🤖 AI Summary
Traditional LLM caching—e.g., exact-match or prefix caching—ignores semantic similarity, while existing semantic caches lack architectural innovation. To address this, we propose SISO, a novel semantic caching system. Methodologically, SISO introduces three key innovations: (i) centroid-based semantic clustering to eliminate token-level matching dependencies; (ii) locality-aware dynamic cache replacement; and (iii) adaptive similarity-threshold control. By integrating semantic embeddings, online clustering, and request locality modeling, SISO achieves up to 1.71× higher cache hit rates across multiple real-world LLM request datasets. It significantly improves SLO compliance and memory utilization efficiency. As a scalable, semantics-driven caching paradigm, SISO advances the state of the art for high-concurrency, low-latency LLM serving.
📝 Abstract
Serving Large Language Models (LLMs) at scale requires meeting strict Service Level Objectives (SLOs) under severe computational and memory constraints. Nevertheless, traditional caching strategies fall short: exact-matching and prefix caches neglect query semantics, while state-of-the-art semantic caches remain confined to traditional intuitions, offering little conceptual departure.
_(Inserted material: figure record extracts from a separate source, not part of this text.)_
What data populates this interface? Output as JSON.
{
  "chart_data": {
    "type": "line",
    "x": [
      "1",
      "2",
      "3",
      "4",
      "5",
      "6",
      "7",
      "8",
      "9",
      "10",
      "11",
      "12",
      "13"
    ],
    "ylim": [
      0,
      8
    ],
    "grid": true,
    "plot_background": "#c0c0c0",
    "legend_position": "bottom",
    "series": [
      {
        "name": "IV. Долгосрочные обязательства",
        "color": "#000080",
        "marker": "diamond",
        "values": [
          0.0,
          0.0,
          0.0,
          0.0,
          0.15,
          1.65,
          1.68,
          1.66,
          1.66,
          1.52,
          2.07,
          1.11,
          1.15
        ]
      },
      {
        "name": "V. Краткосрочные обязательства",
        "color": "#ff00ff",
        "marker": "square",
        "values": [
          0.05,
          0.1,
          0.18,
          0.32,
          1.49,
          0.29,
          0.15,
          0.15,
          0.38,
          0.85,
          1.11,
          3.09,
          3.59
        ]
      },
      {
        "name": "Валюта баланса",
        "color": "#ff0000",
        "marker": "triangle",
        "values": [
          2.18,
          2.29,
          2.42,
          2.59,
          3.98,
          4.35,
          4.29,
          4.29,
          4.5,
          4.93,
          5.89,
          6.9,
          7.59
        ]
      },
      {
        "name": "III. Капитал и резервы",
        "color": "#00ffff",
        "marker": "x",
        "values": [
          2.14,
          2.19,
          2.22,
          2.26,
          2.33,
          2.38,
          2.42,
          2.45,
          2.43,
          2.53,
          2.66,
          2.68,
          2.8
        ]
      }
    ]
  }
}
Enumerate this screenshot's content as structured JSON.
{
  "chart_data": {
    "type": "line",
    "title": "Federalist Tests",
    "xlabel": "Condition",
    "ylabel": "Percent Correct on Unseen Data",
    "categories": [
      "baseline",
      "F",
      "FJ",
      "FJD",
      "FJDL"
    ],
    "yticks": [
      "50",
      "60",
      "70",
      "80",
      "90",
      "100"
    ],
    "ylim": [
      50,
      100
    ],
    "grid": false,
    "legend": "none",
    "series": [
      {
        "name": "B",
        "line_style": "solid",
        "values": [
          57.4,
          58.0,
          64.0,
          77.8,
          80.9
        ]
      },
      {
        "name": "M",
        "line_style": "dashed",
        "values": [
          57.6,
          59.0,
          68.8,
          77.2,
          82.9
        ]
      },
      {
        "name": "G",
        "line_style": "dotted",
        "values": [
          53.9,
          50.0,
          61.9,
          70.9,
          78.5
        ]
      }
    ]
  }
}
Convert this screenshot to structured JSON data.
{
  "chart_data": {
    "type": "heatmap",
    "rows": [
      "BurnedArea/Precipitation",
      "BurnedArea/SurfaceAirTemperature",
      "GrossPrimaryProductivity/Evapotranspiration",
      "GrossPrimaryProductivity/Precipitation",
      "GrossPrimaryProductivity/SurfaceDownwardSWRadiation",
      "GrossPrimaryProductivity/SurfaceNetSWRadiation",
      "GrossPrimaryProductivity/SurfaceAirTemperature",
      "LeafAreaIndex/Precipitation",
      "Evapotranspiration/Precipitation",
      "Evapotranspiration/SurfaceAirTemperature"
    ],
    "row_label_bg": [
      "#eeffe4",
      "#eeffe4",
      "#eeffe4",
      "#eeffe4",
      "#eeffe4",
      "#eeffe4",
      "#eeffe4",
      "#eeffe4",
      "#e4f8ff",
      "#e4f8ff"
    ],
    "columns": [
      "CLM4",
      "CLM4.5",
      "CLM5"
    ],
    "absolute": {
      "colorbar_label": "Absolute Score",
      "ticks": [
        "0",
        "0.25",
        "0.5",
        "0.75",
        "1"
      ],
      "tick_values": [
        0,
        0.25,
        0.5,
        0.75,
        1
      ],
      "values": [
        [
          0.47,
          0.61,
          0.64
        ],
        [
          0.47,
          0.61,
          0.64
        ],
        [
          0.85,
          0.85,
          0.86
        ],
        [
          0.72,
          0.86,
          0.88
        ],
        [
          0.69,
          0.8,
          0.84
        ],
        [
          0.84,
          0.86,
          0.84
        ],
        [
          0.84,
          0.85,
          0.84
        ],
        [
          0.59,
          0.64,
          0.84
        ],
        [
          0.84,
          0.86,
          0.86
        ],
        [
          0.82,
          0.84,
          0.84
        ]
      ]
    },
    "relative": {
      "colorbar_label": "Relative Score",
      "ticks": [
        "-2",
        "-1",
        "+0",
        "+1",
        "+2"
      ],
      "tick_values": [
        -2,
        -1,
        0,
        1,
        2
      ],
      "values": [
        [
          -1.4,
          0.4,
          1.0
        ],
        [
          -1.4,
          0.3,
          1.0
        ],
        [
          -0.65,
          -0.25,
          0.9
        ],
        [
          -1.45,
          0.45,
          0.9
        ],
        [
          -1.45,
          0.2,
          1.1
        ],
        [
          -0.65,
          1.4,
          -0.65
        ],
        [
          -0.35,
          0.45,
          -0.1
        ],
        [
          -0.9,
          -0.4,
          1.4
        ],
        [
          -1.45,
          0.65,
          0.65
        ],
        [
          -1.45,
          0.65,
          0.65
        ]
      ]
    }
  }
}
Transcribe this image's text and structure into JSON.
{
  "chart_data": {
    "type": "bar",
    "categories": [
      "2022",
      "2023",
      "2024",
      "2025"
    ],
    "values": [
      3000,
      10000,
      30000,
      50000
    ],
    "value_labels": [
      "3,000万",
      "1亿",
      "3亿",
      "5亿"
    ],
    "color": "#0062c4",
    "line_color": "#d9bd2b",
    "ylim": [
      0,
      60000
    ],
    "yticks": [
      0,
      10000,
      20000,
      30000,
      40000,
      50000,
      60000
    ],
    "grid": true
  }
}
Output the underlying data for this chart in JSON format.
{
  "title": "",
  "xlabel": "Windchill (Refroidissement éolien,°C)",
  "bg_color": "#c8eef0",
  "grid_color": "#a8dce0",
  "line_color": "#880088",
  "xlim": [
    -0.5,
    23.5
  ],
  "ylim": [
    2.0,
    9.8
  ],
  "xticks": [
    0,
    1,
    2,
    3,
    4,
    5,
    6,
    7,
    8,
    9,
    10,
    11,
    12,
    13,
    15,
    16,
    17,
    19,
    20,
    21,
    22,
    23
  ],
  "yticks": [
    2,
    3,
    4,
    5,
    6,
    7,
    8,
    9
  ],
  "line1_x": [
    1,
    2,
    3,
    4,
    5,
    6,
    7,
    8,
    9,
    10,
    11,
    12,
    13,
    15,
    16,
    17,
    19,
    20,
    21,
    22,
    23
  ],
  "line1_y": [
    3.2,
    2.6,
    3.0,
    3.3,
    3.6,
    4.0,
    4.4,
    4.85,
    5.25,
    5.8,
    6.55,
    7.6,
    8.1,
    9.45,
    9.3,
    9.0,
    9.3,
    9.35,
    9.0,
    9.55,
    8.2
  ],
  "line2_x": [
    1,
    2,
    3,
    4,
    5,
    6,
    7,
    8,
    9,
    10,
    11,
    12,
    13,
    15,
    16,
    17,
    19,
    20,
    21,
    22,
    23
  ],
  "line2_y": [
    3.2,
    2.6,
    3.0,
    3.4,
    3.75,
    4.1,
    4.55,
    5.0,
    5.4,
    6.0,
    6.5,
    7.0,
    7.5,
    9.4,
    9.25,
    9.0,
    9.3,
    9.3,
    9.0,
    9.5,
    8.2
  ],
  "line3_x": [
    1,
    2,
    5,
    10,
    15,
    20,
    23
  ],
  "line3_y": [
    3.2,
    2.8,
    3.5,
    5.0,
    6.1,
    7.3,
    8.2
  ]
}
Building on this, we present SISO, a semantic caching system that redefines efficiency for LLM serving. SISO introduces centroid-based caching to maximize coverage with minimal memory, locality-aware replacement to preserve high-value entries, and dynamic thresholding to balance accuracy and latency under varying workloads. Across diverse datasets, SISO delivers up to 1.71$ imes$ higher hit ratios and consistently stronger SLO attainment compared to state-of-the-art systems.